How I work
My many years of in-depth know-how allow me to quickly and purposefully reach a working plane with my clients. I can set people in motion, whether as a consistent decision-maker or a sensitive supporting partner. I always proceed methodically, observing the following steps:
- Work out and define the direction
- Extract the procedural and personal challenges and objectives
- Establish and fine-tune the key performance indicators (process and results) to oversee the direction and the result
- Analyse the project area to identify the position
- Determine the approach
- Adjustment and final approval of contract
My portfolio includes four different types of projects:
- Interim management
- Rationalisation projects
- Change management
- Introducing lean management (all organisational areas)
1. Interim management
I will take on management-related tasks for a pre-defined period; generally, this is until a successor has been found or a department has been reorganised. The approach is based on the task at hand, which is why I will select various approaches with the client, as required. It might be necessary to use a top-down approach, involve employees or, in accordance with dynamic, robust leadership principles, to proceed within networks, making careful use of the Toyota management system. The focus of this task is to take over an established management role.

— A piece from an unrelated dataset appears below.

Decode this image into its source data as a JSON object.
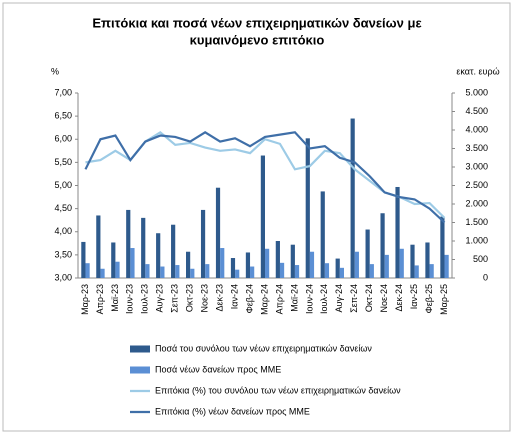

2. Rationalisation projects
A rationalisation project requires consistent decision-making behaviour. The objectives and specifications to be established all have to be incorporated. Therefore, it is crucial to act within the specified framework, and decision-making must be consistent, from both a procedural and a personal standpoint. The focus is on financial objectives.
3. Change management
Together with the client, I establish a target vision; in other words, a process-oriented description of the area being observed looking forward two to three years. We use this as the basis for management behaviour and compare it to the current situation. This delta is used as the basis for the mandate to drive the work system with impulses, triggers or interventions so that it moves in the desired direction and changes as wished. In this approach, the focus is on the work system and the people.
4. Introducing lean management (all organisational areas)
The introduction of lean management involves familiarisation with and training in useful and effective tools and implements to achieve a defined next improvement step or target vision. The tools have to result in added value for the objective and are adjusted so that they support the achievement of the objective. In lean management, the focus is on the appropriate application and use by people.